While the sector has enjoyed a good amount of success, only a handful of alternative-energy-related funds have been put together in the US. Among them: The New Alternatives Fund (800-423-8383) shot up 51.8 percent last year, and the Green Century Balanced Fund (800-934-7336) was up 14.8 percent in 2000, according to Lipper Analytical Services in New York.
Such funds are more prominent in Europe, where about 20 exist, say analysts. Also, Toronto-based Sentry Select Capital Corp., (416-861-8729) recently established what it says is Canada's first and only alternative-energy fund.
Alternative-energy technology comes in many forms, the most familiar of which are solar energy and wind power. Less known are fuel cells, which act like batteries, but produce electricity from the electrochemical reaction of hydrogen and oxygen. Another type is micro-turbines, which have only one moving part and produce virtually pollution-free energy by burning natural gas. Flywheels, on the other hand, store energy produced by major power plants, which can then be tapped for future needs.
These technologies are seen as not just producing cleaner energy, but also energy that is more reliable than that of conventional sources.
Any doubts about the need for an uninterruptible power supply have largely been erased by the energy crisis in California, where rolling blackouts have wreaked havoc with companies, resulting in millions of dollars in losses. "It's validated the hypothesis that these new energy-technology companies and their products are clearly one of the solutions to a market that needs power desperately," says Ali Agha, a principal with Banc of America Securities.
Take Capstone Turbine, which announced an agreement Jan. 31 to sell an unspecified number of 30-kilowatt micro-turbines to the Association of California Water Agencies, which provides 90 percent of the water delivered to cities, farms, and businesses in the state. "We're trying to make it possible for our members to have access to their own independent power generation," says Mat Maucieri, an ACWA spokesman.
Those are encouraging words for an industry that has suffered for taking years to reduce the high costs that rendered their products unaffordable to most customers. Being able to achieve widespread use remains the most nagging question facing alternative-energy firms today.

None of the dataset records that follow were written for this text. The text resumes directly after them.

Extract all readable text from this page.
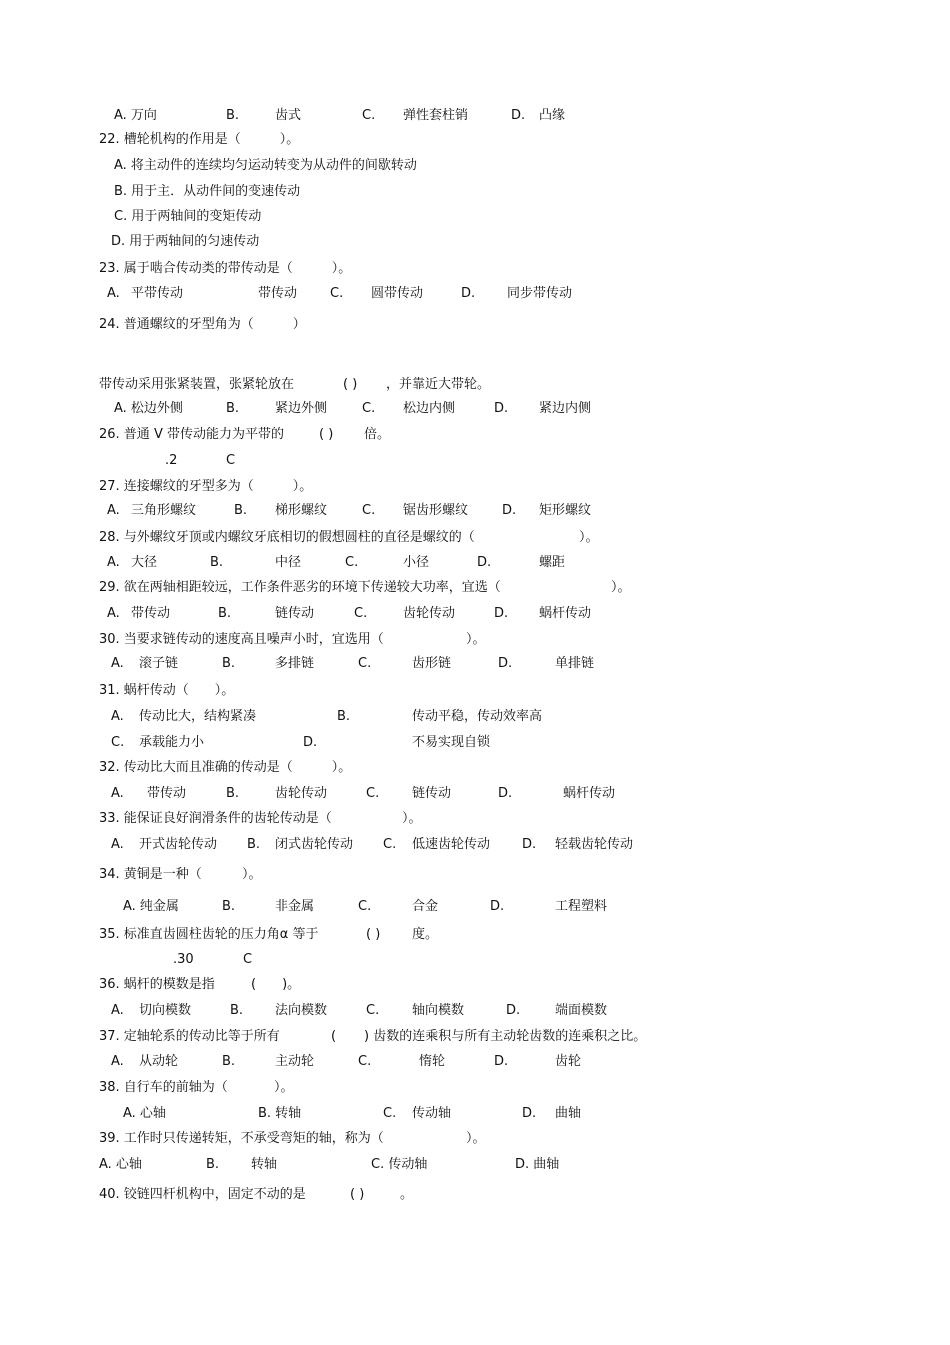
A. 万向	B.	齿式	C. 弹性套柱销	D. 凸缘
22. 槽轮机构的作用是（　　　）。
A. 将主动件的连续均匀运动转变为从动件的间歇转动
B. 用于主．从动件间的变速传动
C. 用于两轴间的变矩传动
D. 用于两轴间的匀速传动
23. 属于啮合传动类的带传动是（　　　）。
A. 平带传动	带传动	C. 圆带传动	D. 同步带传动
24. 普通螺纹的牙型角为（　　　）
带传动采用张紧装置，张紧轮放在	( ) ，并靠近大带轮。
A. 松边外侧	B.	紧边外侧	C. 松边内侧	D. 紧边内侧
26. 普通 V 带传动能力为平带的	( ) 倍。
.2	C
27. 连接螺纹的牙型多为（　　　）。
A. 三角形螺纹	B. 梯形螺纹	C. 锯齿形螺纹	D. 矩形螺纹
28. 与外螺纹牙顶或内螺纹牙底相切的假想圆柱的直径是螺纹的（	）。
A. 大径	B.	中径	C.	小径	D.	螺距
29. 欲在两轴相距较远，工作条件恶劣的环境下传递较大功率，宜选（	）。
A. 带传动	B.	链传动	C.	齿轮传动	D. 蜗杆传动
30. 当要求链传动的速度高且噪声小时，宜选用（	）。
A. 滚子链	B.	多排链	C.	齿形链	D.	单排链
31. 蜗杆传动（　　）。
A. 传动比大，结构紧凑	B.	传动平稳，传动效率高
C. 承载能力小	D.	不易实现自锁
32. 传动比大而且准确的传动是（　　　）。
A. 带传动	B.	齿轮传动	C.	链传动	D.	蜗杆传动
33. 能保证良好润滑条件的齿轮传动是（	）。
A. 开式齿轮传动 B. 闭式齿轮传动 C. 低速齿轮传动 D. 轻载齿轮传动
34. 黄铜是一种（	）。
A. 纯金属	B.	非金属	C.	合金	D.	工程塑料
35. 标准直齿圆柱齿轮的压力角α 等于	( ) 度。
.30	C
36. 蜗杆的模数是指	(　　)。
A. 切向模数	B. 法向模数	C.	轴向模数	D.	端面模数
37. 定轴轮系的传动比等于所有	( ) 齿数的连乘积与所有主动轮齿数的连乘积之比。
A. 从动轮	B.	主动轮	C.	惰轮	D.	齿轮
38. 自行车的前轴为（	）。
A. 心轴	B. 转轴	C. 传动轴	D. 曲轴
39. 工作时只传递转矩，不承受弯矩的轴，称为（	）。
A. 心轴	B. 转轴	C. 传动轴	D. 曲轴
40. 铰链四杆机构中，固定不动的是	( )	。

"The biggest challenge that they have is to execute," says Jackson Robinson, president of Winslow Management Co., which manages the $85.9 million Green Century Balanced Fund. "What they've got to be able to do is to be able to commercialize their products, so they are economically competitive, and then deliver."
But it's not easy. Capstone, for example, did not market its turbines until 1998, 10 years after the company's inception.
Winslow estimates that wind energy is by far the most widely sold alternative energy technology, grabbing 74 percent of the $5.5 billion "green" industry market last year.
A distant second was solar energy, with a 12 percent market share, while fuel cells, flywheels, and geothermal heat pumps made up the remaining 13 percent.